It is a time of change for the Harvard Corporation. In recent months, the oldest corporation in the Western Hemisphere, formally known as the President and Fellows of Harvard College, has welcomed a new member and a new senior fellow, even as it has undertaken a probing look at its own role and practices. President Drew Faust and Bob Reischauer ’63, the new senior fellow and the president of the Urban Institute in Washington, D.C., spoke with the Gazette about an eventful time for the Corporation.
Q: Let’s begin with what’s new with the Corporation, and one of those things is the new senior fellow. How did you become involved in the Corporation?
REISCHAUER: I served on the Board of Overseers from 1996 to 2002. Over the course of my six-year term, I really enjoyed reconnecting with Harvard and was unbelievably positively impressed by the dedication with which the leadership and the faculty performed their jobs. I was disappointed when my six years came to an end — but not disappointed for long. Late in 2002, I was asked if I’d be willing to fill a vacancy on the Corporation. I spent a good deal of time discussing the responsibilities and the nature of the board with members of the Corporation, and I realized that accepting the invitation would be a fascinating, if demanding, opportunity to serve an institution I care about a great deal. And it certainly has been.
FAUST: On both counts!
REISCHAUER: On both counts, that’s right. The only dissent occasionally comes from my wife — but being a Radcliffe graduate, she’s very understanding.
Q: Now that you’ve been involved with the Corporation for some time, do you find it very different from other boards or committees that you’re familiar with? Is it more tied to tradition? Is its decision-making a little more organic because it’s a relatively small group of people?

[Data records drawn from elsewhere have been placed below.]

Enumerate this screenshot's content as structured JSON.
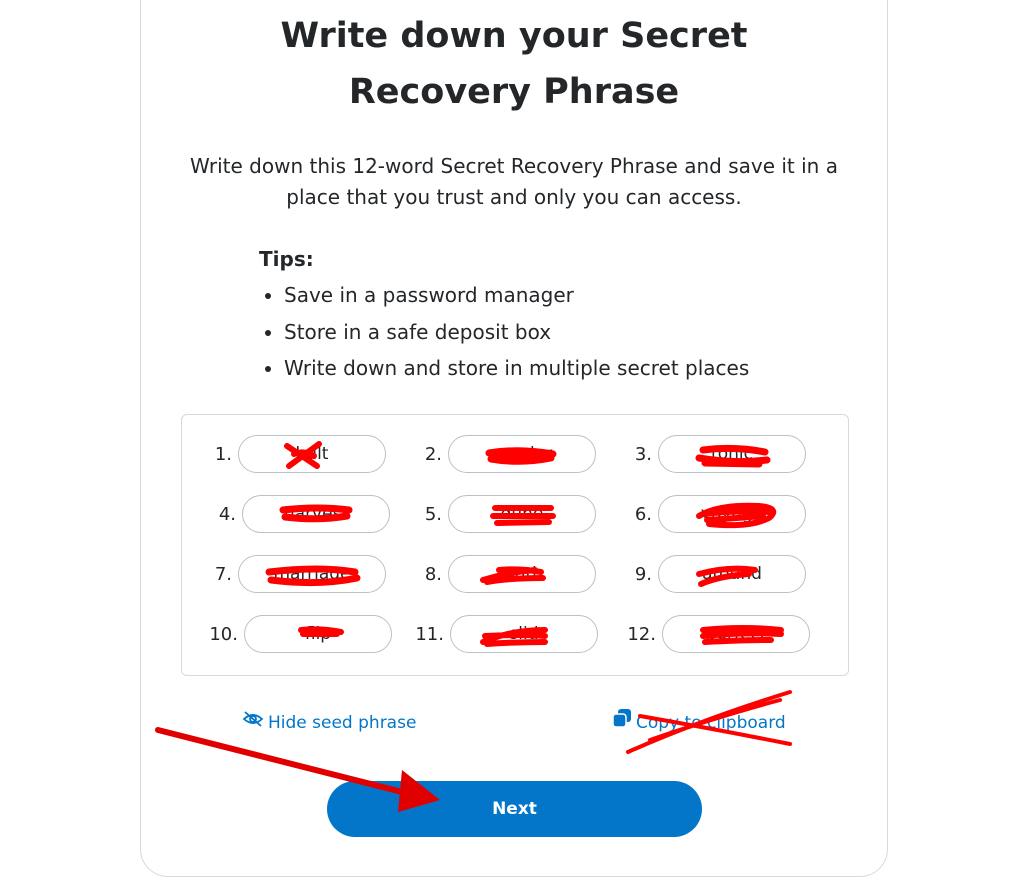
{
  "heading": {
    "line1": "Write down your Secret",
    "line2": "Recovery Phrase"
  },
  "description": "Write down this 12-word Secret Recovery Phrase and save it in a place that you trust and only you can access.",
  "tips": {
    "title": "Tips:",
    "items": [
      "Save in a password manager",
      "Store in a safe deposit box",
      "Write down and store in multiple secret places"
    ]
  },
  "seed_words": [
    {
      "index": "1.",
      "word": "bult"
    },
    {
      "index": "2.",
      "word": "pender"
    },
    {
      "index": "3.",
      "word": "tonic"
    },
    {
      "index": "4.",
      "word": "harvest"
    },
    {
      "index": "5.",
      "word": "dune"
    },
    {
      "index": "6.",
      "word": "voyage"
    },
    {
      "index": "7.",
      "word": "marriage"
    },
    {
      "index": "8.",
      "word": "truth"
    },
    {
      "index": "9.",
      "word": "around"
    },
    {
      "index": "10.",
      "word": "flip"
    },
    {
      "index": "11.",
      "word": "slid"
    },
    {
      "index": "12.",
      "word": "perfect"
    }
  ],
  "actions": {
    "hide_label": "Hide seed phrase",
    "copy_label": "Copy to clipboard",
    "next_label": "Next"
  },
  "colors": {
    "accent": "#0376c9",
    "redaction": "#ff0000",
    "border": "#d6d9dc"
  },
  "icons": [
    "eye-slash-icon",
    "copy-icon"
  ]
}
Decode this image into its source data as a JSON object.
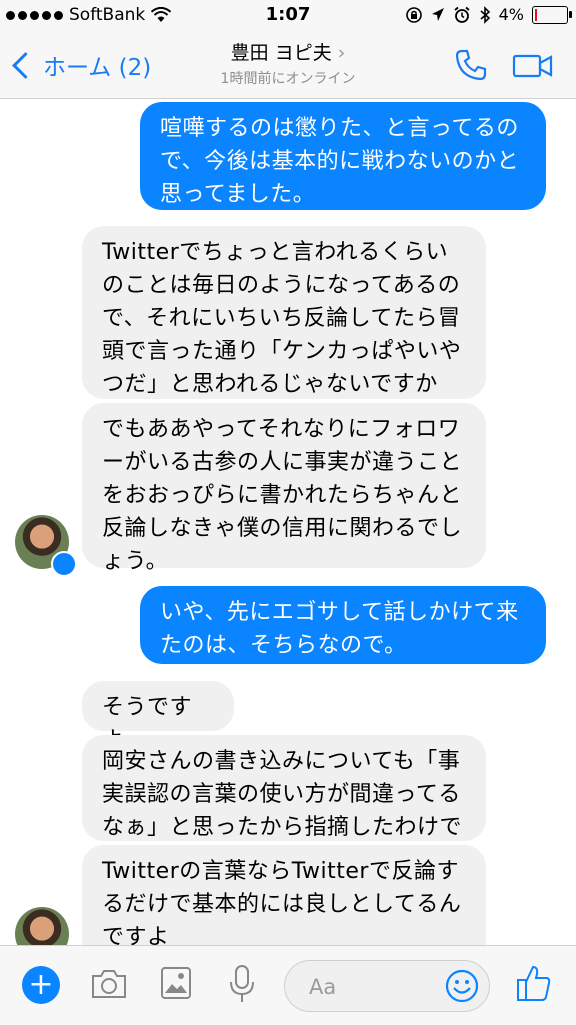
{
  "status_bar": {
    "carrier": "SoftBank",
    "time": "1:07",
    "battery_percent": "4%",
    "battery_level": 0.04
  },
  "nav": {
    "back_label": "ホーム (2)",
    "contact_name": "豊田 ヨピ夫",
    "contact_status": "1時間前にオンライン",
    "call_icon": "phone-icon",
    "video_icon": "video-camera-icon"
  },
  "messages": [
    {
      "direction": "out",
      "text": "喧嘩するのは懲りた、と言ってるの\nで、今後は基本的に戦わないのかと\n思ってました。"
    },
    {
      "direction": "in",
      "text": "Twitterでちょっと言われるくらい\nのことは毎日のようになってあるの\nで、それにいちいち反論してたら冒\n頭で言った通り「ケンカっぱやいや\nつだ」と思われるじゃないですか"
    },
    {
      "direction": "in",
      "text": "でもああやってそれなりにフォロワ\nーがいる古参の人に事実が違うこと\nをおおっぴらに書かれたらちゃんと\n反論しなきゃ僕の信用に関わるでし\nょう。"
    },
    {
      "direction": "out",
      "text": "いや、先にエゴサして話しかけて来\nたのは、そちらなので。"
    },
    {
      "direction": "in",
      "text": "そうですよ"
    },
    {
      "direction": "in",
      "text": "岡安さんの書き込みについても「事\n実誤認の言葉の使い方が間違ってる\nなぁ」と思ったから指摘したわけで"
    },
    {
      "direction": "in",
      "text": "Twitterの言葉ならTwitterで反論す\nるだけで基本的には良しとしてるん\nですよ"
    }
  ],
  "composer": {
    "placeholder": "Aa",
    "icons": [
      "plus-icon",
      "camera-icon",
      "image-icon",
      "microphone-icon",
      "emoji-icon",
      "thumbs-up-icon"
    ]
  },
  "colors": {
    "accent": "#0a84ff",
    "incoming_bubble": "#f1f0f0",
    "bar_bg": "#f7f7f7"
  }
}
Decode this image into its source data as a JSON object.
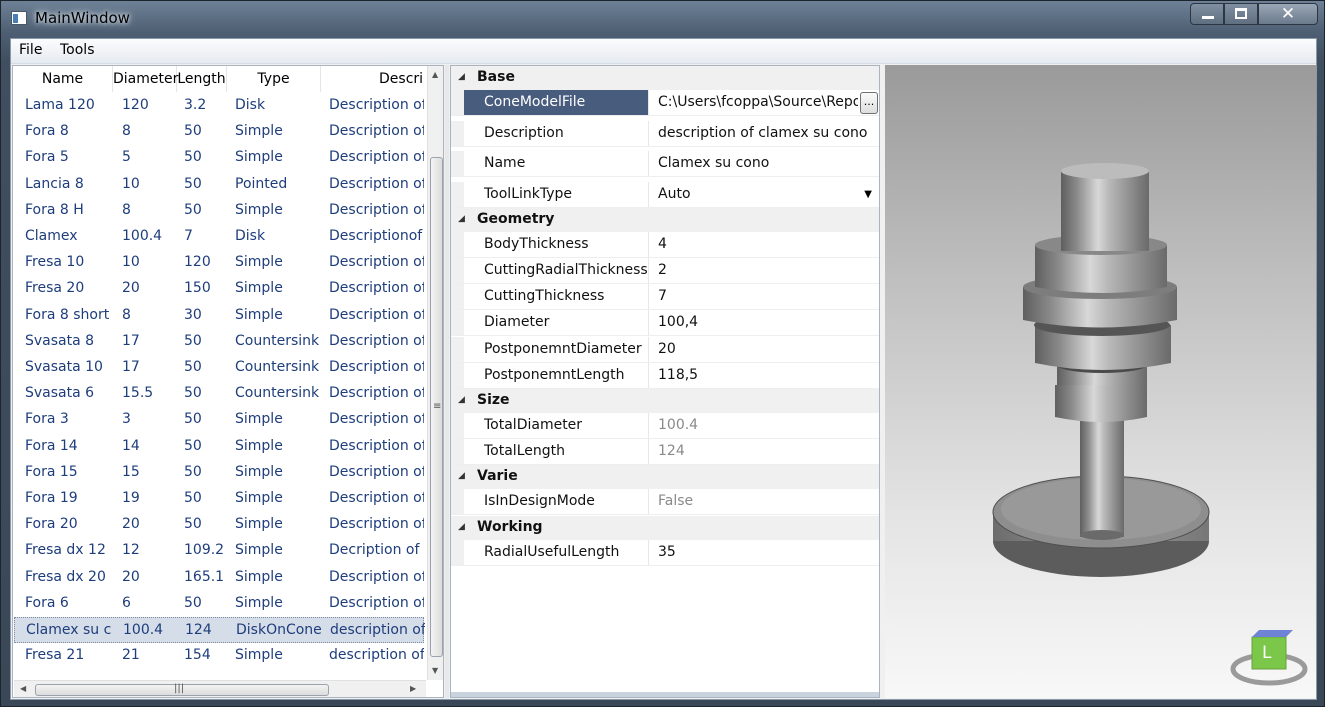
{
  "window": {
    "title": "MainWindow"
  },
  "menu": {
    "file": "File",
    "tools": "Tools"
  },
  "list": {
    "columns": [
      "Name",
      "Diameter",
      "Length",
      "Type",
      "Descri"
    ],
    "rows": [
      {
        "name": "Lama 120",
        "diameter": "120",
        "length": "3.2",
        "type": "Disk",
        "description": "Description of"
      },
      {
        "name": "Fora 8",
        "diameter": "8",
        "length": "50",
        "type": "Simple",
        "description": "Description of"
      },
      {
        "name": "Fora 5",
        "diameter": "5",
        "length": "50",
        "type": "Simple",
        "description": "Description of"
      },
      {
        "name": "Lancia 8",
        "diameter": "10",
        "length": "50",
        "type": "Pointed",
        "description": "Description of"
      },
      {
        "name": "Fora 8 H",
        "diameter": "8",
        "length": "50",
        "type": "Simple",
        "description": "Description of"
      },
      {
        "name": "Clamex",
        "diameter": "100.4",
        "length": "7",
        "type": "Disk",
        "description": "Descriptionof"
      },
      {
        "name": "Fresa 10",
        "diameter": "10",
        "length": "120",
        "type": "Simple",
        "description": "Description of"
      },
      {
        "name": "Fresa 20",
        "diameter": "20",
        "length": "150",
        "type": "Simple",
        "description": "Description of"
      },
      {
        "name": "Fora 8 short",
        "diameter": "8",
        "length": "30",
        "type": "Simple",
        "description": "Description of"
      },
      {
        "name": "Svasata 8",
        "diameter": "17",
        "length": "50",
        "type": "Countersink",
        "description": "Description of"
      },
      {
        "name": "Svasata 10",
        "diameter": "17",
        "length": "50",
        "type": "Countersink",
        "description": "Description of"
      },
      {
        "name": "Svasata 6",
        "diameter": "15.5",
        "length": "50",
        "type": "Countersink",
        "description": "Description of"
      },
      {
        "name": "Fora 3",
        "diameter": "3",
        "length": "50",
        "type": "Simple",
        "description": "Description of"
      },
      {
        "name": "Fora 14",
        "diameter": "14",
        "length": "50",
        "type": "Simple",
        "description": "Description of"
      },
      {
        "name": "Fora 15",
        "diameter": "15",
        "length": "50",
        "type": "Simple",
        "description": "Description of"
      },
      {
        "name": "Fora 19",
        "diameter": "19",
        "length": "50",
        "type": "Simple",
        "description": "Description of"
      },
      {
        "name": "Fora 20",
        "diameter": "20",
        "length": "50",
        "type": "Simple",
        "description": "Description of"
      },
      {
        "name": "Fresa dx 12",
        "diameter": "12",
        "length": "109.2",
        "type": "Simple",
        "description": "Decription of t"
      },
      {
        "name": "Fresa dx 20",
        "diameter": "20",
        "length": "165.1",
        "type": "Simple",
        "description": "Description of"
      },
      {
        "name": "Fora 6",
        "diameter": "6",
        "length": "50",
        "type": "Simple",
        "description": "Description of"
      },
      {
        "name": "Clamex su c",
        "diameter": "100.4",
        "length": "124",
        "type": "DiskOnCone",
        "description": "description of"
      },
      {
        "name": "Fresa 21",
        "diameter": "21",
        "length": "154",
        "type": "Simple",
        "description": "description of"
      }
    ]
  },
  "props": {
    "categories": [
      "Base",
      "Geometry",
      "Size",
      "Varie",
      "Working"
    ],
    "base": [
      {
        "name": "ConeModelFile",
        "value": "C:\\Users\\fcoppa\\Source\\Repos"
      },
      {
        "name": "Description",
        "value": "description of clamex su cono"
      },
      {
        "name": "Name",
        "value": "Clamex su cono"
      },
      {
        "name": "ToolLinkType",
        "value": "Auto"
      }
    ],
    "geometry": [
      {
        "name": "BodyThickness",
        "value": "4"
      },
      {
        "name": "CuttingRadialThickness",
        "value": "2"
      },
      {
        "name": "CuttingThickness",
        "value": "7"
      },
      {
        "name": "Diameter",
        "value": "100,4"
      },
      {
        "name": "PostponemntDiameter",
        "value": "20"
      },
      {
        "name": "PostponemntLength",
        "value": "118,5"
      }
    ],
    "size": [
      {
        "name": "TotalDiameter",
        "value": "100.4"
      },
      {
        "name": "TotalLength",
        "value": "124"
      }
    ],
    "varie": [
      {
        "name": "IsInDesignMode",
        "value": "False"
      }
    ],
    "working": [
      {
        "name": "RadialUsefulLength",
        "value": "35"
      }
    ],
    "ellipsis": "...",
    "viewcube_label": "L"
  }
}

REISCHAUER: It is different. I’m on a number of boards, and none is quite like the Corporation. The discussion is quite open and frank because of the relationship that develops among the fellows and the president. I don’t think there are any holds barred, and we don’t hesitate to dive into issues and say what we think.
Q: Have you discussed how the Corporation might change how it goes about its business with a new senior fellow in place?
FAUST: Well, we’re in the midst of a governance review, and one of the things we’re discussing is the evolving role of the senior fellow. And I know we’ll talk about the review more in a moment. But I think there are a number of ways in which Bob’s own expertise in certain areas is already influencing how the Corporation operates. For instance, Bob’s the former head of the Congressional Budget Office. So he’s already helping us think more about how we can take a longer-term, more-strategic view of how we do our budgeting and planning, and what’s the right role for the Corporation in the process. And Bob’s broader experience — as the CEO of a major policy institute, as someone very savvy about Washington, as a Ph.D. who’s stayed close to the academic world but sees it from a bit of a distance — all of that is extremely valuable in all sorts of ways.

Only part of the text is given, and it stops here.